[Haskell-cafe] factorising to prime numbers

Robert Dockins robdockins at fastmail.fm
Fri Feb 9 09:50:38 EST 2007


On Feb 9, 2007, at 9:20 AM, Dougal Stanton wrote:

> Hi folks,
>
> I recently read in my copy of Concrete Mathematics the relationship
> between prime factors powers and lcm/gcd functions. So I decided to
> reimplement gcd and lcm the long way, for no other reason than because
> I could.
>
> If you look at the definition of 'powers' you'll note it's  
> infinite. So
> there's no easy way to take the product of this list, if I don't know
> how many items to take from it.
>
> Is there a better way to turn an integer N and a list of primes
> [p1,p2,p3,...] into powers [c1,c2,c3,...] such that
>
> N = product [p1^c1, p2^c2, p3^c3, ...]
>
> If I'm missing something really obvious I'll be very grateful. I can't
> really work out what kind of structure it should be. A map? fold?
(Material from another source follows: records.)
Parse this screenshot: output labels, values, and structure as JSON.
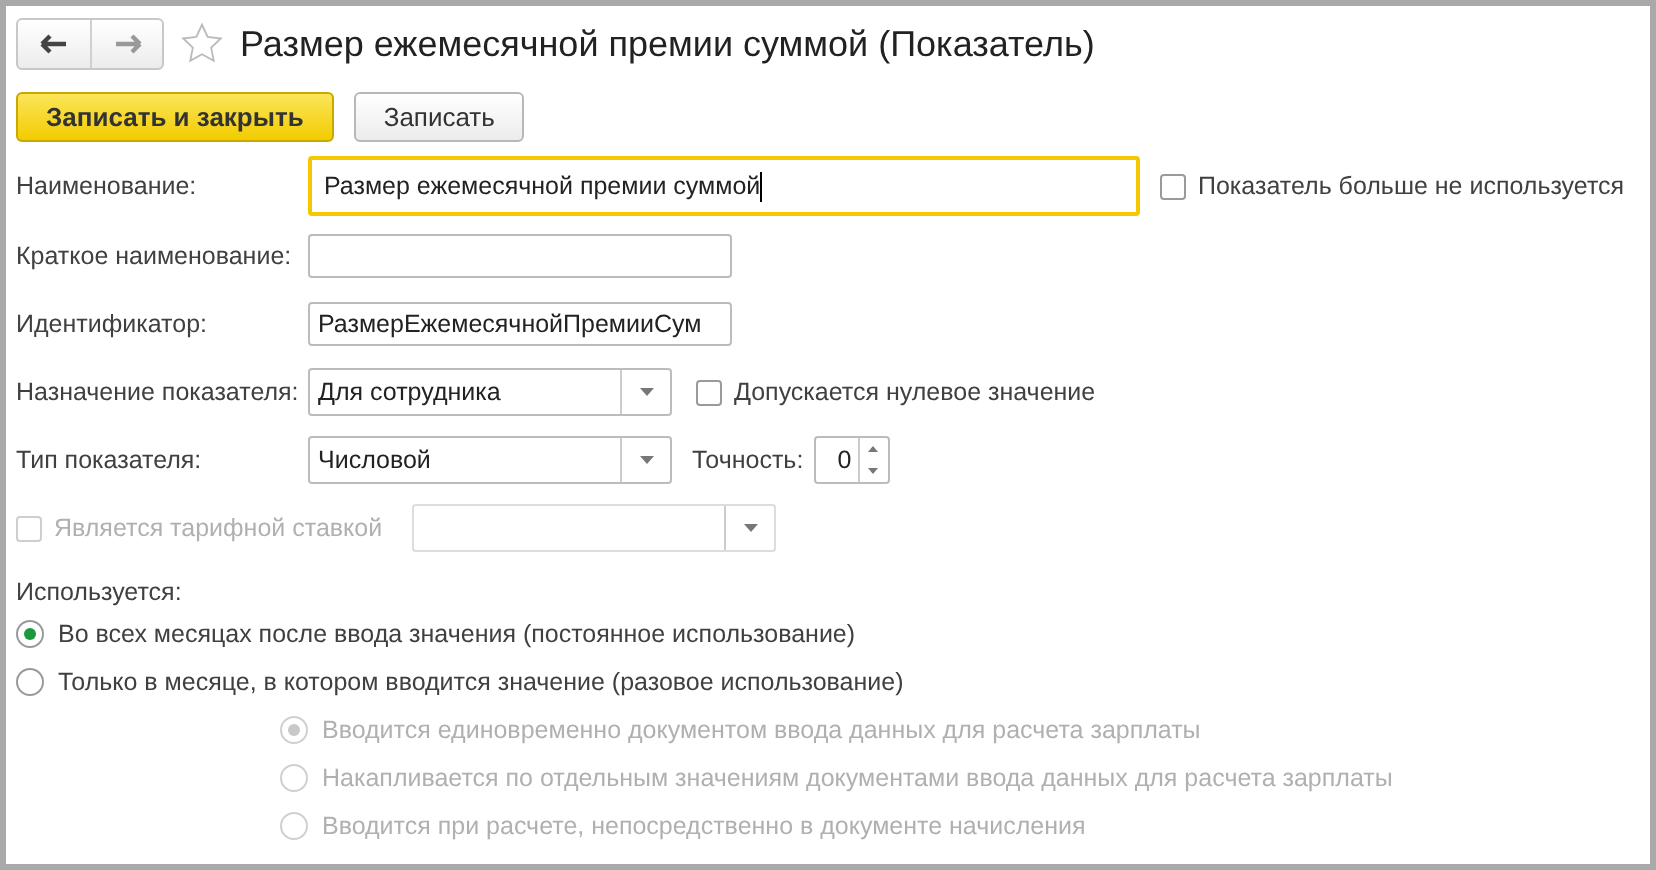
{
  "window": {
    "title": "Размер ежемесячной премии суммой (Показатель)",
    "favorite": false
  },
  "buttons": [
    {
      "label": "Записать и закрыть",
      "kind": "primary"
    },
    {
      "label": "Записать",
      "kind": "default"
    }
  ],
  "name": {
    "label": "Наименование:",
    "value": "Размер ежемесячной премии суммой",
    "focused": true
  },
  "not_used": {
    "label": "Показатель больше не используется",
    "checked": false,
    "disabled": false
  },
  "short_name": {
    "label": "Краткое наименование:",
    "focused": false
  },
  "identifier": {
    "label": "Идентификатор:",
    "value": "РазмерЕжемесячнойПремииСум",
    "focused": false
  },
  "purpose": {
    "label": "Назначение показателя:",
    "value": "Для сотрудника",
    "disabled": false
  },
  "allow_zero": {
    "label": "Допускается нулевое значение",
    "checked": false,
    "disabled": false
  },
  "type": {
    "label": "Тип показателя:",
    "value": "Числовой",
    "disabled": false
  },
  "precision": {
    "label": "Точность:",
    "value": "0"
  },
  "tariff": {
    "label": "Является тарифной ставкой",
    "checked": false,
    "disabled": true
  },
  "tariff_select": {
    "disabled": true
  },
  "usage": {
    "label": "Используется:",
    "options": [
      {
        "label": "Во всех месяцах после ввода значения (постоянное использование)",
        "selected": true,
        "disabled": false
      },
      {
        "label": "Только в месяце, в котором вводится значение (разовое использование)",
        "selected": false,
        "disabled": false
      }
    ],
    "sub_options": [
      {
        "label": "Вводится единовременно документом ввода данных для расчета зарплаты",
        "selected": true,
        "disabled": true
      },
      {
        "label": "Накапливается по отдельным значениям документами ввода данных для расчета зарплаты",
        "selected": false,
        "disabled": true
      },
      {
        "label": "Вводится при расчете, непосредственно в документе начисления",
        "selected": false,
        "disabled": true
      }
    ]
  }
}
If I've understood correctly your list 'powers' will be all zeros  
after a certain point.  Once that happens, you don't need to examine  
that part of the list anymore.  This should at least occur as soon as  
the primes become larger than your number N (and probably sooner.   
sqrt(N) maybe? I forget).  So, you should be able to only examine a  
prefix of the list 'primes'.  The definition you have looks right, in  
that it correctly generates the correct list.  If you want to test  
that its doing the right thing, you can just examine the prefix:

 > test n = product (zipWith (^) (takeWhile (<n) primes) (powers n))

(untested, but I think it would work).

or you can just create the portion of the powers list you need in the  
first place:


 > powersPrefix n = map (f n) (takeWhile (<n) primes)



(remember kids, a decidable problem is a semi-decidable problem where  
we can calculate a stopping condition).


> D.
>
>
> -- Concrete Mathematics
> -- Graham, Knuth & Patashnuk
>
> module Concrete where
>
> import Data.List
>
> -- the sieve of eratosthenes is a fairly simple way
> -- to create a list of prime numbers
> primes =
>     let primes' (n:ns) = n : primes' (filter (\v -> v `mod` n /= 0)  
> ns)
>     in primes' [2..]
>
> -- how many of the prime p are in the unique factorisation
> -- of the integer n?
> f 0 _ = 0
> f n p | n `mod` p == 0 = 1 + f (n `div` p) p
>       | otherwise = 0
>
> powers n = map (f n) primes
>
> --gcd :: Integer -> Integer -> Integer
> --gcd = f . map (uncurry min)
>
> -- 
> Dougal Stanton



Rob Dockins

Speak softly and drive a Sherman tank.
Laugh hard; it's a long way to the bank.